Frente a la época actual —en la que el capitalismo global, ideológicamente neoliberal, y el consumo desenfrenado, base del nuevo orden económico, convierten a los ciudadanos en meros consumidores, y el poder pasa de las personas a los accionistas— toda nueva organización social que quiera ser alternativa a este estado de cosas, por fuerza tendrá que cambiar en profundidad la mentalidad que hoy día domina en buena parte de la ciudadanía. Ahora bien, cualquier tipo de colectivización que se proponga, si quiere tener éxito:

Deberían convertirse en el eje y el motor de un cambio profundo de mentalidad, para que se formara a los hombres con el fin de que fueran hombres y no productores y consumidores. Habría que desacralizar el trabajo a la vez que integrarlo a la vida entera, convertirlo en juego y desafío en lugar de rutina. Si las colectivizaciones no transformaran en una aventura la vida de los ‘colectivizados’, si no hicieran posible que, al morir, cada uno de ellos pudiera tener una biografía propia, habrían fracasado, por mucho que hubiesen aumentado la productividad. (Alba, 2001, p. 176)

Podemos extraer tres conclusiones positivas con respecto a aquella revolución social (y tal vez no muchas más): 1) fue algo muy hermoso mientras duró; 2) quedará para siempre el mensaje esencial de que la colectivización demostró que es posible otro mundo diferente del que tenemos. Tal vez la principal lección de la experiencia colectivizadora de los años 30 es la demostración de que lo que parece imposible puede hacerse posible, que frente al “no hay otra alternativa” de los neoliberales, siempre existen alternativas mejores, que, en contra del fatalismo interesado de los neoliberales, es posible construir un mundo cooperativo, colectivista y solidario, y que ello depende de nosotros; y 3) pero los poderes económicos y políticos, la tradicional cultura individualista y competitiva occidental y la cerrazón mental de gran parte de la ciudadanía no harán fácil la tarea de construir ese mundo diferente. Pero que ello sea difícil no significa que sea imposible.

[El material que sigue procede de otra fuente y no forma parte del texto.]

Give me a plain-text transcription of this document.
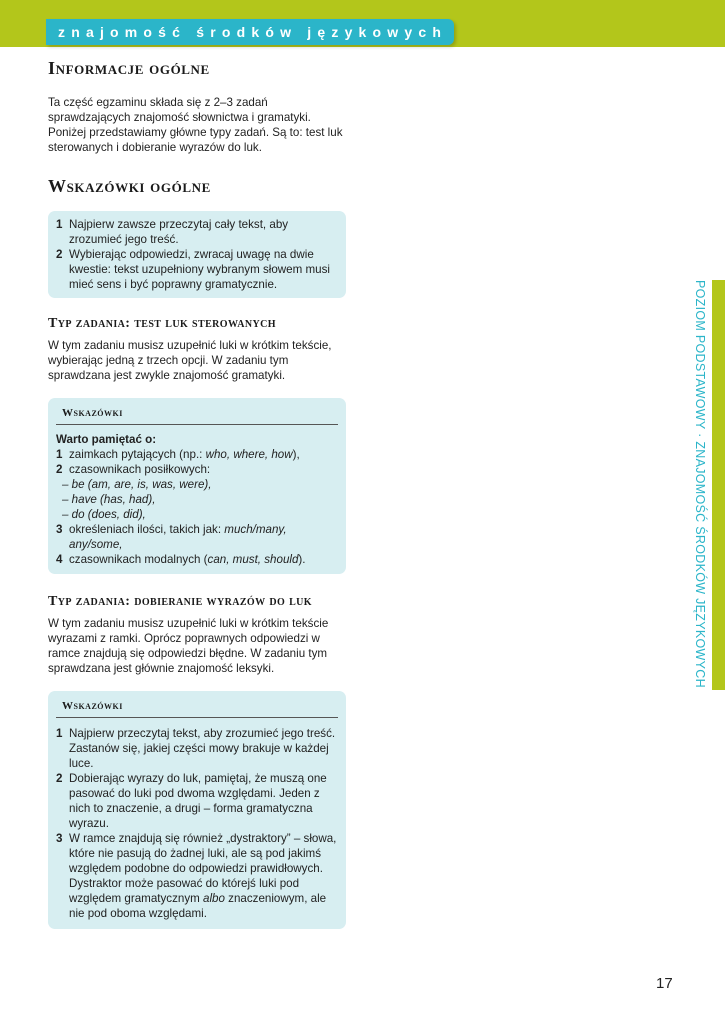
znajomość środków językowych
POZIOM PODSTAWOWY · ZNAJOMOŚĆ ŚRODKÓW JĘZYKOWYCH
Informacje ogólne

Ta część egzaminu składa się z 2–3 zadań sprawdzających znajomość słownictwa i gramatyki. Poniżej przedstawiamy główne typy zadań. Są to: test luk sterowanych i dobieranie wyrazów do luk.

Wskazówki ogólne
1 Najpierw zawsze przeczytaj cały tekst, aby zrozumieć jego treść.
2 Wybierając odpowiedzi, zwracaj uwagę na dwie kwestie: tekst uzupełniony wybranym słowem musi mieć sens i być poprawny gramatycznie.
Typ zadania: test luk sterowanych

W tym zadaniu musisz uzupełnić luki w krótkim tekście, wybierając jedną z trzech opcji. W zadaniu tym sprawdzana jest zwykle znajomość gramatyki.

Wskazówki
Warto pamiętać o:
1 zaimkach pytających (np.: who, where, how),
2 czasownikach posiłkowych:
– be (am, are, is, was, were),
– have (has, had),
– do (does, did),
3 określeniach ilości, takich jak: much/many, any/some,
4 czasownikach modalnych (can, must, should).
Typ zadania: dobieranie wyrazów do luk

W tym zadaniu musisz uzupełnić luki w krótkim tekście wyrazami z ramki. Oprócz poprawnych odpowiedzi w ramce znajdują się odpowiedzi błędne. W zadaniu tym sprawdzana jest głównie znajomość leksyki.

Wskazówki
1 Najpierw przeczytaj tekst, aby zrozumieć jego treść. Zastanów się, jakiej części mowy brakuje w każdej luce.
2 Dobierając wyrazy do luk, pamiętaj, że muszą one pasować do luki pod dwoma względami. Jeden z nich to znaczenie, a drugi – forma gramatyczna wyrazu.
3 W ramce znajdują się również „dystraktory” – słowa, które nie pasują do żadnej luki, ale są pod jakimś względem podobne do odpowiedzi prawidłowych. Dystraktor może pasować do którejś luki pod względem gramatycznym albo znaczeniowym, ale nie pod oboma względami.
17
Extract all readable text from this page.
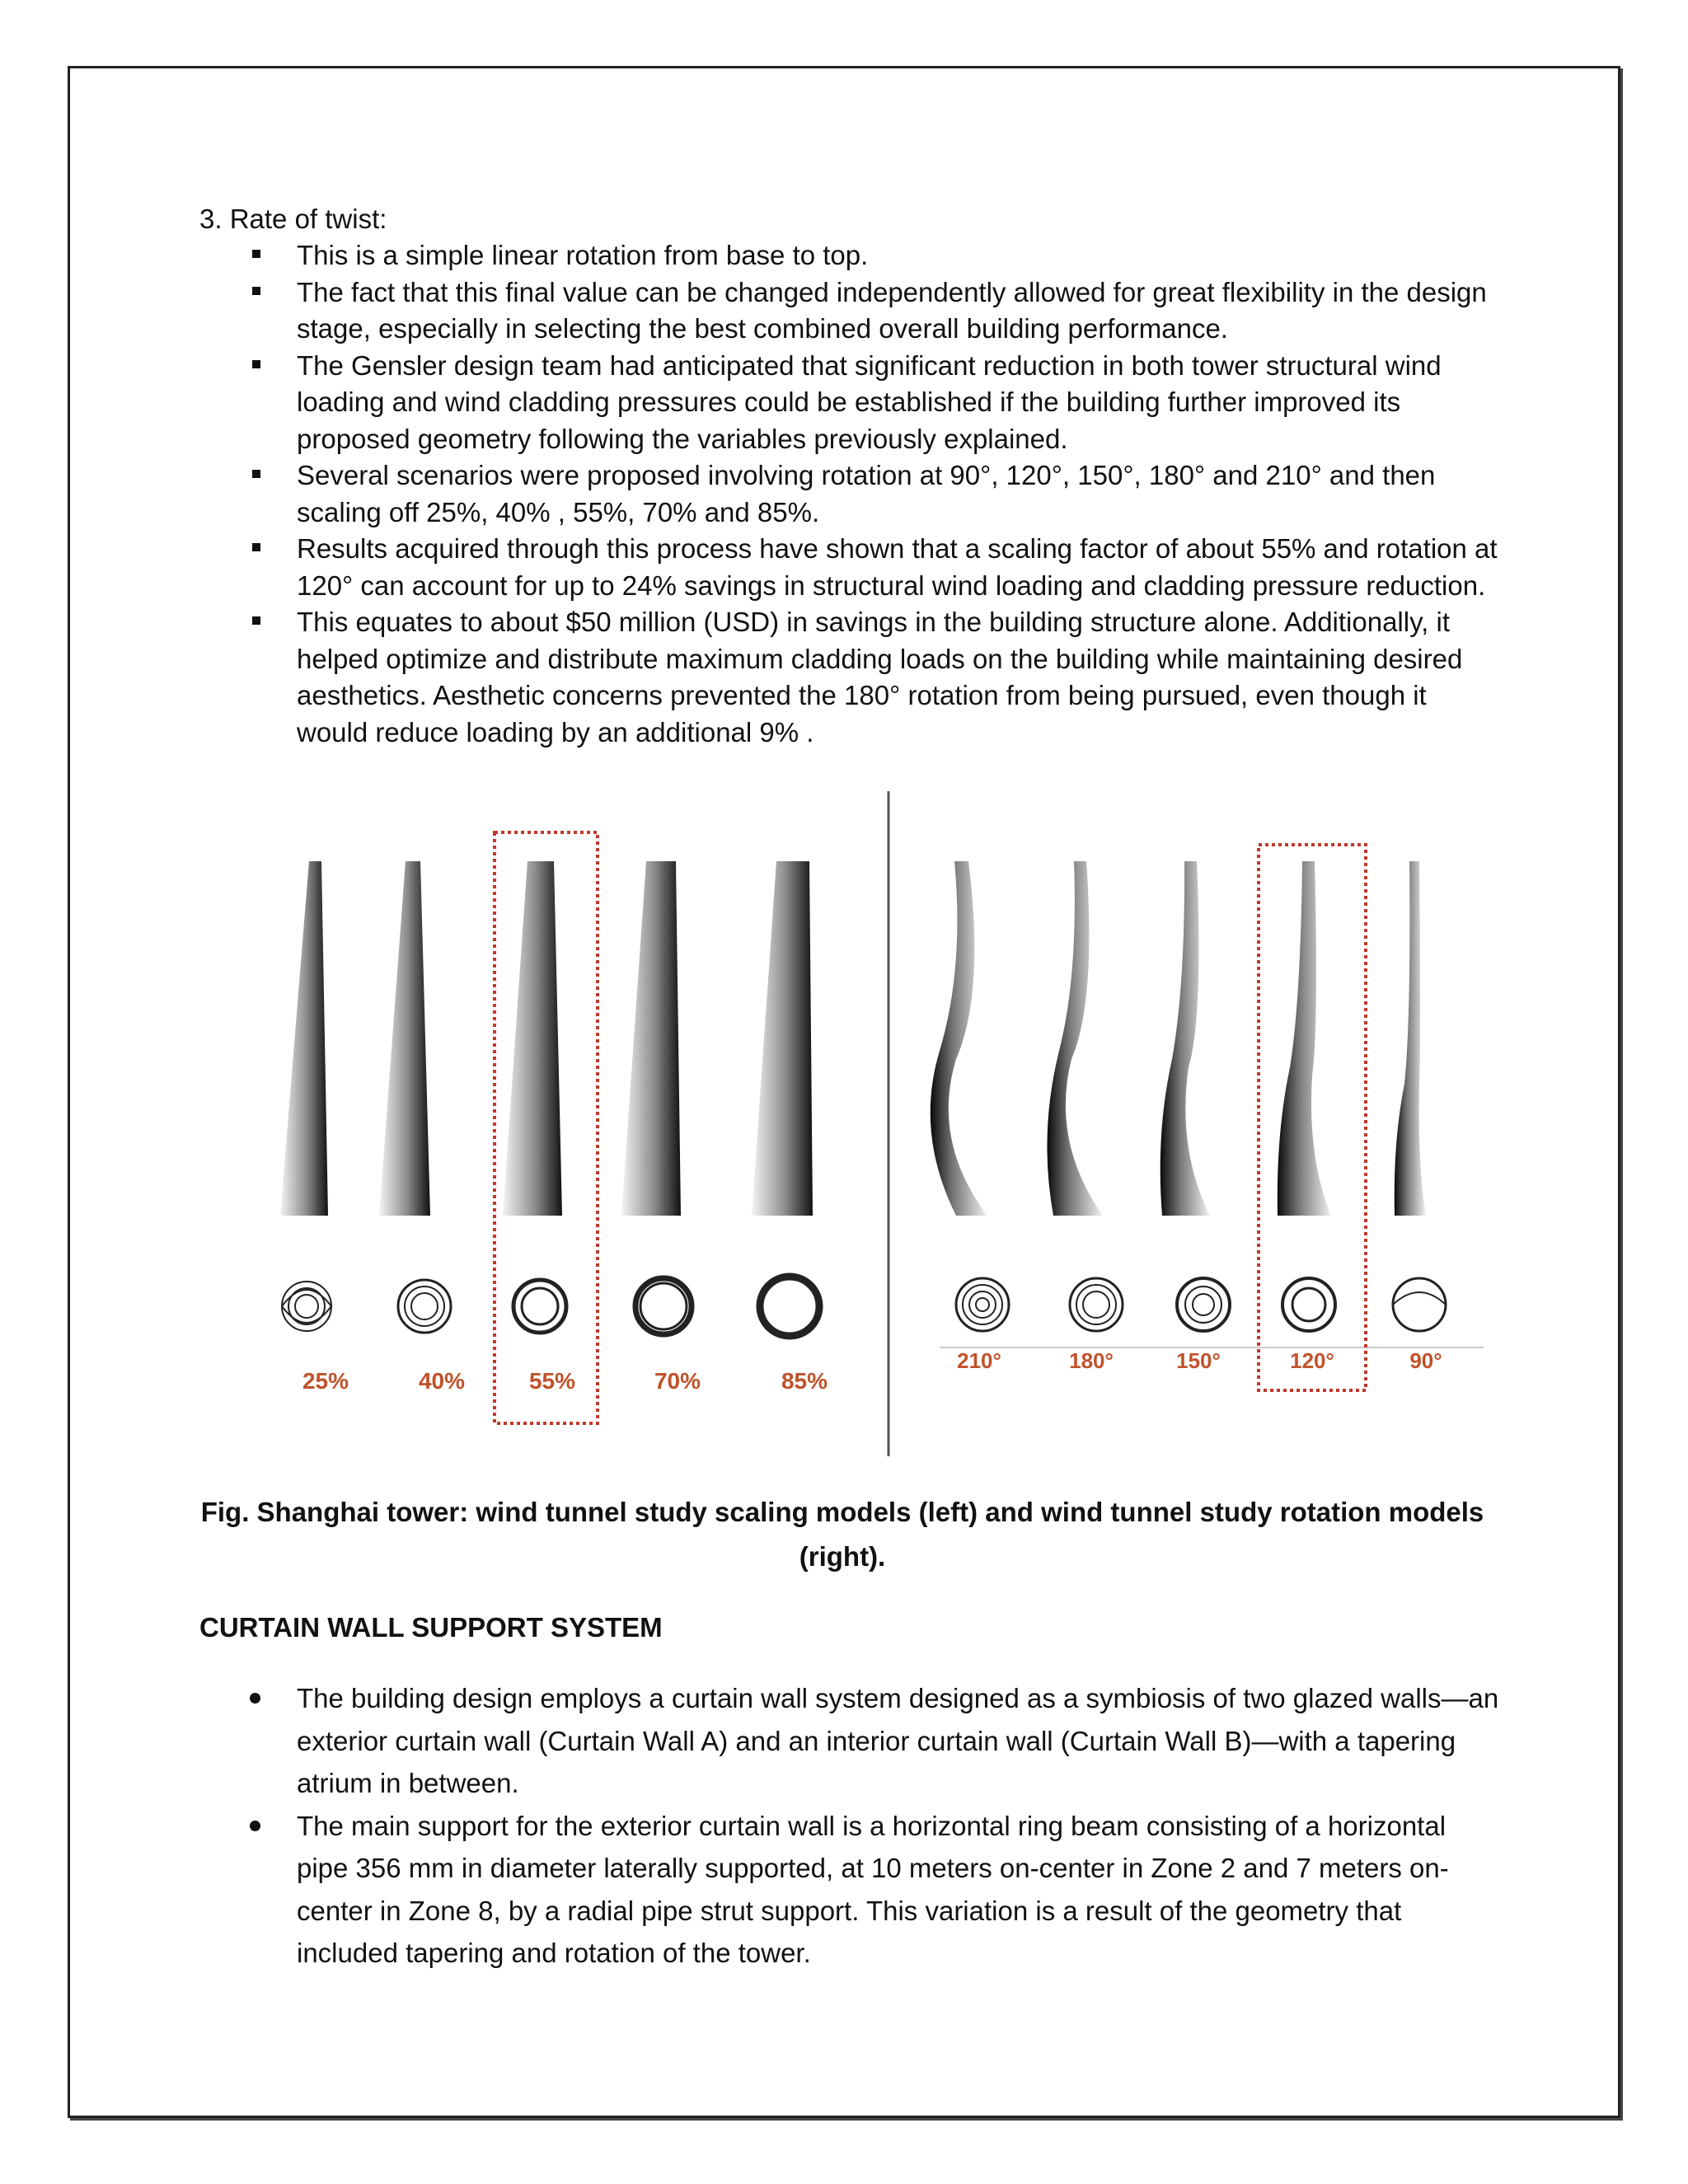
3. Rate of twist:
This is a simple linear rotation from base to top.
The fact that this final value can be changed independently allowed for great flexibility in the design stage, especially in selecting the best combined overall building performance.
The Gensler design team had anticipated that significant reduction in both tower structural wind loading and wind cladding pressures could be established if the building further improved its proposed geometry following the variables previously explained.
Several scenarios were proposed involving rotation at 90°, 120°, 150°, 180° and 210° and then scaling off 25%, 40% , 55%, 70% and 85%.
Results acquired through this process have shown that a scaling factor of about 55% and rotation at 120° can account for up to 24% savings in structural wind loading and cladding pressure reduction.
This equates to about $50 million (USD) in savings in the building structure alone. Additionally, it helped optimize and distribute maximum cladding loads on the building while maintaining desired aesthetics. Aesthetic concerns prevented the 180° rotation from being pursued, even though it would reduce loading by an additional 9% .
25%	40%	55%	70%	85%
210°	180°	150°	120°	90°
Fig. Shanghai tower: wind tunnel study scaling models (left) and wind tunnel study rotation models (right).
CURTAIN WALL SUPPORT SYSTEM
The building design employs a curtain wall system designed as a symbiosis of two glazed walls—an exterior curtain wall (Curtain Wall A) and an interior curtain wall (Curtain Wall B)—with a tapering atrium in between.
The main support for the exterior curtain wall is a horizontal ring beam consisting of a horizontal pipe 356 mm in diameter laterally supported, at 10 meters on-center in Zone 2 and 7 meters on-center in Zone 8, by a radial pipe strut support. This variation is a result of the geometry that included tapering and rotation of the tower.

Para terminar, tengamos presente que, al menos a mi modo de ver, lo peor que nos está ocurriendo hoy día es la cada vez mayor internalización en cada vez más personas de la ideología neoliberal con sus rasgos más característicos y definitorios (individualismo atroz, egoísmo feroz y competición generalizada), lo que está permitiendo que este capitalismo salvaje esté destrozando a tantas personas, a la sociedad entera y e incluso al planeta, incluso con el beneplácito de gran parte de los ciudadanos, al menos mientras el destrozo no les toque a ellos. Y la única solución que cabe consiste precisamente en oponer a esa ideología neoliberal la ideología de la autogestión, de la cooperación, del apoyo mutuo y de la solidaridad, que es justamente lo que hicieron las colectivizaciones libertarias hace ya casi 80 años. Por eso, mantener la memoria de aquella experiencia colectiva constituye algo real y radicalmente subversivo (Willemse, 2002), porque, insisto en ello, esa experiencia nos sigue enseñando que es posible construir un mundo diferente del actual, un mundo en el que la autogestión, el apoyo mutuo y la solidaridad sean sus rasgos esenciales.